Perfecting Monolayer Graphene by Defect Removal Using Novel Thermo-Mechanical Methods

使用新型热机械方法去除缺陷来完善单层石墨烯

• 批准号: 0900692
• 负责人: Sulin Zhang
• 金额: $ 28.07万
• 依托单位: Pennsylvania State Univ University Park
• 依托单位国家: 美国
• 项目类别: Standard Grant
• 财政年份: 2009
• 资助国家: 美国
• 起止时间: 2009-08-15 至 2012-07-31
• 项目状态: 已结题
• 来源: https://www.nsf.gov/awardsearch/showAward?AWD_ID=0900692&HistoricalAwards=false
• 关键词: Perfecting; Monolayer; Graphene; Defect; Removal

Recent experiments have demonstrated that graphene, a monolayer of carbon atoms, exhibits surprisingly high room-temperature electron mobility. Such a remarkable electronic behavior may well enable ground-breaking advances in nanoelectronics when silicon-based technologies reach their natural limits imposed by fundamental physics. However, the control over the quality of graphene remains a major challenge because even a few atomic defects may markedly degrade the performance of a graphene device. The research team seeks to develop a novel thermo-mechanical method for perfecting graphene sheets by effectively removing defects through an integrated experimental and modeling effort. In particular, time-accelerated modeling methods will be developed to determine defect migration barriers and pathways and defect-defect reaction mechanisms under thermal and mechanical loadings. In parallel, experimental measurements of Raman topography, electrical transport, and low-temperature magnetotransport of suspended monolayer graphene devices will be performed before and after thermo-mechanical treatments, aiming at validating the modeling approaches and evaluating the effectiveness of the methods. The novel thermo-mechanical methods developed for perfecting graphene sheets are expected to lead to major breakthroughs toward realization of the graphene-based next-generation electronics. The project will also help foster transformative progress for the analysis and manipulation of defects in graphene as well as other nano-materials in general. When combined with continuum mechanics theories, the research results will establish new constitutive equations relating thermo-mechanical loading with defect mobility, which will be valuable for improving existing graphene manufacturing processes and for designing future materials systems beyond graphene. On the educational front, the proposed research will generate many opportunities at both the college and K-12 levels. Graduate and undergraduate students at Penn State will benefit greatly from the multidisciplinary research experience in innovative, integrated experimental manipulation and computational nano-mechanics. The PIs will actively work with several organizations at Penn State to involve underrepresented groups including women and minority students in carrying out proposed research program.

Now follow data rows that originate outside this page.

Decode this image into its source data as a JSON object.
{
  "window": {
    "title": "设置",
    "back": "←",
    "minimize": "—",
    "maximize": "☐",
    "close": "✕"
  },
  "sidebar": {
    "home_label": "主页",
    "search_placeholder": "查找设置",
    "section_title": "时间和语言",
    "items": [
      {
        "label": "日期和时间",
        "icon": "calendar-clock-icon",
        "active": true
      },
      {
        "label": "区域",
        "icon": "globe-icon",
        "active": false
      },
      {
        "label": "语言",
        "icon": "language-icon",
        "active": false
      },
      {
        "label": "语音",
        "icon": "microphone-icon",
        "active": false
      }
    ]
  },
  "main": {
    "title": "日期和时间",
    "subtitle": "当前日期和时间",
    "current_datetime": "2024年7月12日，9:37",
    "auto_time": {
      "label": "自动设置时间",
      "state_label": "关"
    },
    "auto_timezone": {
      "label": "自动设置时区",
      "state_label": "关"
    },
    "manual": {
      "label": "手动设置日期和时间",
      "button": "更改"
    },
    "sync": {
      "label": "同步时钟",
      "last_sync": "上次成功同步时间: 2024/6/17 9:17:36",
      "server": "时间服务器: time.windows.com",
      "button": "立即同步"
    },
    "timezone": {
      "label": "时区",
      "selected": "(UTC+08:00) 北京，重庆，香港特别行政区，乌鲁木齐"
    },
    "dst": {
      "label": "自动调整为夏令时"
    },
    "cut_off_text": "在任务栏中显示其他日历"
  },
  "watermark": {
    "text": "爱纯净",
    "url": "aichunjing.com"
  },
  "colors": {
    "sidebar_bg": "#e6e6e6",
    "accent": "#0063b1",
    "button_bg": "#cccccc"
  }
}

最近的实验表明，石墨烯，一个单层的碳原子，表现出惊人的高室温电子迁移率。当硅基技术达到基础物理学所规定的自然极限时，这种非凡的电子行为很可能使纳米电子学取得突破性进展。然而，对石墨烯质量的控制仍然是一个重大挑战，因为即使是一些原子缺陷也可能显著降低石墨烯器件的性能。 该研究小组试图开发一种新的热机械方法，通过综合实验和建模工作有效地去除缺陷来完善石墨烯片。特别是，时间加速建模方法将被开发，以确定缺陷迁移障碍和途径和缺陷缺陷的反应机制下的热和机械负荷。同时，悬浮单层石墨烯器件的拉曼形貌、电输运和低温磁输运的实验测量将在热机械处理之前和之后进行，旨在验证建模方法并评估方法的有效性。为完善石墨烯片而开发的新型热机械方法有望在实现基于石墨烯的下一代电子产品方面取得重大突破。该项目还将有助于促进石墨烯以及其他纳米材料缺陷分析和处理的变革性进展。当与连续介质力学理论相结合时，研究结果将建立新的本构方程，将热机械载荷与缺陷迁移率联系起来，这将对改进现有的石墨烯制造工艺和设计未来的石墨烯材料系统具有价值。在教育方面，拟议的研究将在大学和K-12水平上产生许多机会。宾夕法尼亚州立大学的研究生和本科生将从创新，综合实验操作和计算纳米力学的多学科研究经验中受益匪浅。PI将积极与宾夕法尼亚州立大学的几个组织合作，让包括妇女和少数民族学生在内的代表性不足的群体参与实施拟议的研究计划。